Already, Cunningham said he has been working on a bill to bring back the ban on offshore drilling off the Atlantic coast.

And after Volvo ditched plans to ship South Carolina-made S60 sedans from Charleston to China because of new tariffs, Cunningham plans to introduce a bill to roll back tariffs put in place since President Donald Trump took office two years ago. Mark Sanford, a Republican who held the 1st District seat until his defeat in the GOP primary this year, has backed a similar bill.

But there's also housekeeping. Cunningham pointed to a stack of resumes that his team still has to go through as they seek to staff their congressional offices in Washington and determine the office locations they'd like to set up in the district.

He's been returning phone calls after his win, including former Democratic Vice President Joe Biden; U.S. Sen.
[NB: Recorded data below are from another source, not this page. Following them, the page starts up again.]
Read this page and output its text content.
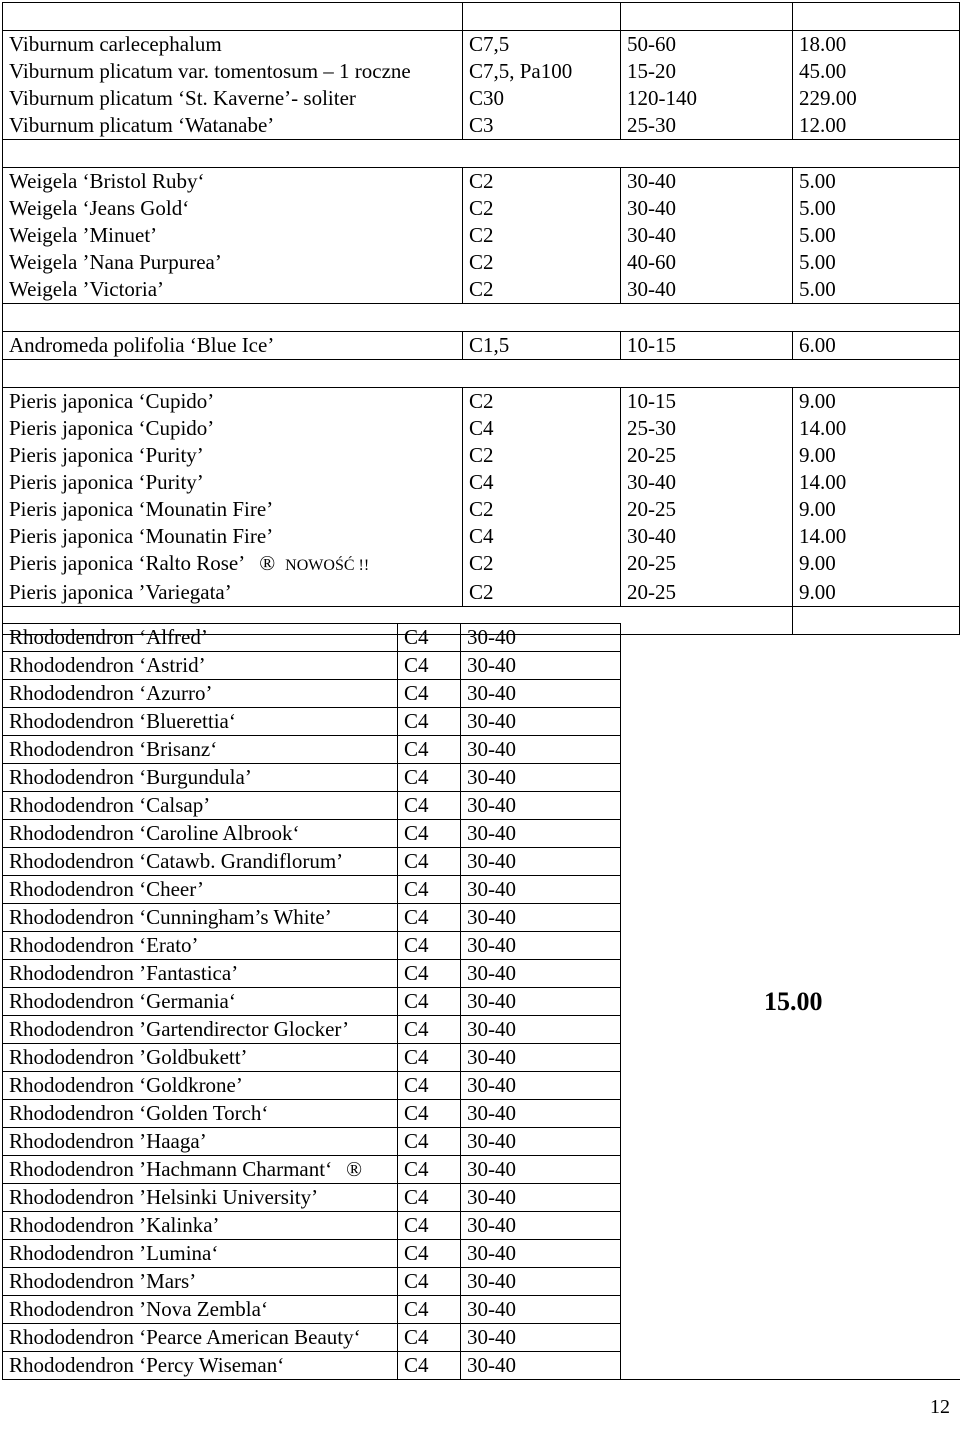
Viburnum carlecephalum	C7,5	50-60	18.00
Viburnum plicatum var. tomentosum – 1 roczne	C7,5, Pa100	15-20	45.00
Viburnum plicatum ‘St. Kaverne’- soliter	C30	120-140	229.00
Viburnum plicatum ‘Watanabe’	C3	25-30	12.00

Weigela ‘Bristol Ruby‘	C2	30-40	5.00
Weigela ‘Jeans Gold‘	C2	30-40	5.00
Weigela ’Minuet’	C2	30-40	5.00
Weigela ’Nana Purpurea’	C2	40-60	5.00
Weigela ’Victoria’	C2	30-40	5.00

Andromeda polifolia ‘Blue Ice’	C1,5	10-15	6.00

Pieris japonica ‘Cupido’	C2	10-15	9.00
Pieris japonica ‘Cupido’	C4	25-30	14.00
Pieris japonica ‘Purity’	C2	20-25	9.00
Pieris japonica ‘Purity’	C4	30-40	14.00
Pieris japonica ‘Mounatin Fire’	C2	20-25	9.00
Pieris japonica ‘Mounatin Fire’	C4	30-40	14.00
Pieris japonica ‘Ralto Rose’ ® NOWOŚĆ !!	C2	20-25	9.00
Pieris japonica ’Variegata’	C2	20-25	9.00

Rhododendron ‘Alfred’	C4	30-40	15.00
Rhododendron ‘Astrid’	C4	30-40	
Rhododendron ‘Azurro’	C4	30-40	
Rhododendron ‘Bluerettia‘	C4	30-40	
Rhododendron ‘Brisanz‘	C4	30-40	
Rhododendron ‘Burgundula’	C4	30-40	
Rhododendron ‘Calsap’	C4	30-40	
Rhododendron ‘Caroline Albrook‘	C4	30-40	
Rhododendron ‘Catawb. Grandiflorum’	C4	30-40	
Rhododendron ‘Cheer’	C4	30-40	
Rhododendron ‘Cunningham’s White’	C4	30-40	
Rhododendron ‘Erato’	C4	30-40	
Rhododendron ’Fantastica’	C4	30-40	
Rhododendron ‘Germania‘	C4	30-40	
Rhododendron ’Gartendirector Glocker’	C4	30-40	
Rhododendron ’Goldbukett’	C4	30-40	
Rhododendron ‘Goldkrone’	C4	30-40	
Rhododendron ‘Golden Torch‘	C4	30-40	
Rhododendron ’Haaga’	C4	30-40	
Rhododendron ’Hachmann Charmant‘ ®	C4	30-40	
Rhododendron ’Helsinki University’	C4	30-40	
Rhododendron ’Kalinka’	C4	30-40	
Rhododendron ’Lumina‘	C4	30-40	
Rhododendron ’Mars’	C4	30-40	
Rhododendron ’Nova Zembla‘	C4	30-40	
Rhododendron ‘Pearce American Beauty‘	C4	30-40	
Rhododendron ‘Percy Wiseman‘	C4	30-40	
12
Tim Scott, R-North Charleston; incoming U.S. Rep. William Timmons, R-Greenville; and Republican South Carolina Gov. Henry McMaster.

Cunningham is sitting down with his family determining what their living arrangements will look like when he heads to Washington. Cunningham, his wife, Amanda, and their 9-month-old son Boone are currently renting in West Ashley.

"Just like any other family, we're going to look at finances," Cunningham said. "We just have to live within our means and if that means I have to sleep in my office for a few weeks, so be it."